Puente 165 (agosto 2017)
En el marco del certificado 2017 de didáctica del español, que consta de 20 créditos y es impartido pour la Université Catholique de Louvain y la Katholieke Universiteit Leuven, tuvo lugar el pasado día 4 de julio en el Instituto Cervantes de Bruselas un taller presentado por Jane Arnold de la Universidad de Sevilla. El tema de este taller era explorar la dimensión afectiva en la didáctica de ELE.
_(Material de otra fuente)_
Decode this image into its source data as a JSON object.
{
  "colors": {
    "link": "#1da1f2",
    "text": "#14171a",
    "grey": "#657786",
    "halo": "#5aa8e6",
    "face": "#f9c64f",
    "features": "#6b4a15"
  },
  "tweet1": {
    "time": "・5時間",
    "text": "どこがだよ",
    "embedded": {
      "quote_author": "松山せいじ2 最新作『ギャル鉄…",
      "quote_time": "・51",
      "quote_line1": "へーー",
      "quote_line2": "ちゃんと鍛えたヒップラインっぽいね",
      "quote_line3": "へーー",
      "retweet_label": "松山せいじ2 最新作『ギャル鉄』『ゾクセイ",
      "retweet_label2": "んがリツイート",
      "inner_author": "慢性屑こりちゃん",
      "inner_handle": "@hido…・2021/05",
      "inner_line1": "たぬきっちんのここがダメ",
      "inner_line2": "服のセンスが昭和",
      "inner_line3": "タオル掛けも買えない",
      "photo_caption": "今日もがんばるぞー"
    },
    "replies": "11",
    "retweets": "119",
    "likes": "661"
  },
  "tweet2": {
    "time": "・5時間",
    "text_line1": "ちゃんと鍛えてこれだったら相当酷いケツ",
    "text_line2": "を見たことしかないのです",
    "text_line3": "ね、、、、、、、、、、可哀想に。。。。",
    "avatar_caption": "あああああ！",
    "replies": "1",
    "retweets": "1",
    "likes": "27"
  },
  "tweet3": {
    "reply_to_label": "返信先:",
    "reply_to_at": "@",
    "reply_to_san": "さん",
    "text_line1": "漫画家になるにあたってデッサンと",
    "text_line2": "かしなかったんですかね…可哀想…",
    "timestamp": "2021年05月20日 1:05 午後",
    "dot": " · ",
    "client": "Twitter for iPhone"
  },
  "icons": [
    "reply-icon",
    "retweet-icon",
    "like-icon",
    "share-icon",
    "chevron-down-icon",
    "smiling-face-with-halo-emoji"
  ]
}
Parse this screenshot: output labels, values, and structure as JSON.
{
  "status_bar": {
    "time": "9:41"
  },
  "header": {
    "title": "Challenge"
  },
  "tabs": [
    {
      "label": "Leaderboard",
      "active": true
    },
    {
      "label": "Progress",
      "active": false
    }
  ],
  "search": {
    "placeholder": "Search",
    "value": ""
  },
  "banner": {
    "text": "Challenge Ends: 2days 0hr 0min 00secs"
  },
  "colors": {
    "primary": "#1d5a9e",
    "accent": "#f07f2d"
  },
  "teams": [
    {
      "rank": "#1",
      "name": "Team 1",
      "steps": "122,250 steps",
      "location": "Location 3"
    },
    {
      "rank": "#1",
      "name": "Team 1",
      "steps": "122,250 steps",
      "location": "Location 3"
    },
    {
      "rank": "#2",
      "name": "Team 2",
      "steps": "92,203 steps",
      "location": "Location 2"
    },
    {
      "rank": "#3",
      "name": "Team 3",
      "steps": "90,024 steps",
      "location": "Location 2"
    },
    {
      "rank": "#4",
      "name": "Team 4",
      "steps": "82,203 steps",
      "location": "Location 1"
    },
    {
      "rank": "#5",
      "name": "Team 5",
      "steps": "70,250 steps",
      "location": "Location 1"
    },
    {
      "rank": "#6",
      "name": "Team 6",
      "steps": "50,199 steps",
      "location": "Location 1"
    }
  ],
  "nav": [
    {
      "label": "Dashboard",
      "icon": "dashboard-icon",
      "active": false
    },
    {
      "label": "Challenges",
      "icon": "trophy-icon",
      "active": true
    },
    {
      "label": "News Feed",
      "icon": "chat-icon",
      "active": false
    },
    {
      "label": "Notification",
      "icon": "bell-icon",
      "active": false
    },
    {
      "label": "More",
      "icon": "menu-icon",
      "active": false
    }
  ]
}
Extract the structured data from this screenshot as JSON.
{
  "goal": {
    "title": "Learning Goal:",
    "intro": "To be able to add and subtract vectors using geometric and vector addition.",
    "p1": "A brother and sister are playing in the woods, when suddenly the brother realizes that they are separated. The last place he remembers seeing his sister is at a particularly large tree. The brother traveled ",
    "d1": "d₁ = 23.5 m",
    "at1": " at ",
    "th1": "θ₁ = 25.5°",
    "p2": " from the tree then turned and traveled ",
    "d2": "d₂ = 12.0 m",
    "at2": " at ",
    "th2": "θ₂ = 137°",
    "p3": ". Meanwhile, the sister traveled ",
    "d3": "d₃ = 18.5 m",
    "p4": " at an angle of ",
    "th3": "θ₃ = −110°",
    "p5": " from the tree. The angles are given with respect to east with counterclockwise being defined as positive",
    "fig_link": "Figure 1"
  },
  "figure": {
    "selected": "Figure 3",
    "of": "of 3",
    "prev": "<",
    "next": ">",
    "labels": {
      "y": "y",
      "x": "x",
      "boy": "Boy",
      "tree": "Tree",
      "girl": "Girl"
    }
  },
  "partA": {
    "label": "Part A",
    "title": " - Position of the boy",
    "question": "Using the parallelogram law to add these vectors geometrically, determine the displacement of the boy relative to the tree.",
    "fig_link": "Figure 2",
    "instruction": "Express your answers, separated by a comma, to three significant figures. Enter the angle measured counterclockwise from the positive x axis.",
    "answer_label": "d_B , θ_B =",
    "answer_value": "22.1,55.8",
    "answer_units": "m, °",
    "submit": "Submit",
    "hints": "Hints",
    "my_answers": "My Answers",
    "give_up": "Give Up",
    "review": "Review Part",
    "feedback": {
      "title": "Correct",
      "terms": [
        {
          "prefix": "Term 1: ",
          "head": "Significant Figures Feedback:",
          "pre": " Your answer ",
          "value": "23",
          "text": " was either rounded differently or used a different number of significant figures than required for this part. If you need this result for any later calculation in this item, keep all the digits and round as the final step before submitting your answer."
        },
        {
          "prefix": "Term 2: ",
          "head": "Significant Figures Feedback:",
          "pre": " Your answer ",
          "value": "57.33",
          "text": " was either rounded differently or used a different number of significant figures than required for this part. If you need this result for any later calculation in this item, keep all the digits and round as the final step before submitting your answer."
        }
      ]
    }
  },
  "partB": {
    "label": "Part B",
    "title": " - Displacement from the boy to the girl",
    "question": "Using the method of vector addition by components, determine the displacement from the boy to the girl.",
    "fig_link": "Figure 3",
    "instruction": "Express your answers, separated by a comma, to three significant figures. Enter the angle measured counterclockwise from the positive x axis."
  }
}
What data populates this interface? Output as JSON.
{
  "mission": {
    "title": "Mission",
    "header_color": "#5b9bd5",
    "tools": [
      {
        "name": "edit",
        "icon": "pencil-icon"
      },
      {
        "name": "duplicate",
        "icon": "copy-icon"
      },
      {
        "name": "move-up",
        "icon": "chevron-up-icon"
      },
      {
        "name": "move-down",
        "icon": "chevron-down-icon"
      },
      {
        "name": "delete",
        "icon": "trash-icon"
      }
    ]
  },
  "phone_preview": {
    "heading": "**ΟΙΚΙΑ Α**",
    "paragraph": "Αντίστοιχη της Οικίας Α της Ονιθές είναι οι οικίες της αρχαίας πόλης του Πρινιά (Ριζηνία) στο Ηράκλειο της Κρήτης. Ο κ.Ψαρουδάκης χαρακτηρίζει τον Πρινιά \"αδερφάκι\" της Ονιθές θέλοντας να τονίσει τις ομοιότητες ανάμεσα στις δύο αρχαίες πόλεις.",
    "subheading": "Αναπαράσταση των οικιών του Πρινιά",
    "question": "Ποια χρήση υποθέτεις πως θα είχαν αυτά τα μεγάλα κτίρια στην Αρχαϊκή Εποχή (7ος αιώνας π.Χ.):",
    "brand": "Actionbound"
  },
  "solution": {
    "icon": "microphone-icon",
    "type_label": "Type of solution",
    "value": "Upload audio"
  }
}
Como en una clase cohabitan alumnos que carecen de motivación y otros que muestran entusiasmo, uno se da cuenta de que lo afectivo es muy importante puesto que sin emoción no hay curiosidad, ni atención, ni memorización.
Una interacción entre el alumno y el profesor es entonces imprescindible para un aprendizaje colaborativo. El éxito en el aprendizaje depende así de las personas y de la dimensión afectiva del aprendiz.
El papel del profesor consiste en gestionar sentimientos y emociones en el aprendizaje. No olvidemos que el profesor, competente en el conocimiento de la lengua que enseña y experto en metodología de la enseñanza se ha convertido en un facilitador capaz de generar un clima psicológico. Necesita ponerse en la piel del otro, o sea tener empatía, y entender a sus alumnos así como mostrar una escucha activa.
Este clima psicológico se crea entre las personas ; los alumnos se conocen y se respetan, se establece una interacción entre ellos y este ambiente les permite también socializarse. La enseñanza se centra entonces en el alumno, y el profesor es el personaje central que crea la atmósfera y así forma parte del grupo. Porque este grupo es algo que tiene vida y la labor del profesor es trabajar junto con los alumnos para darle cohesión al grupo.
Pero para lograr este ambiente es muy importante la motivación y el papel del profesor es proponer actividades motivantes y variadas que suponen cierto esfuerzo, que son comunicativas y que tienen significado para los alumnos.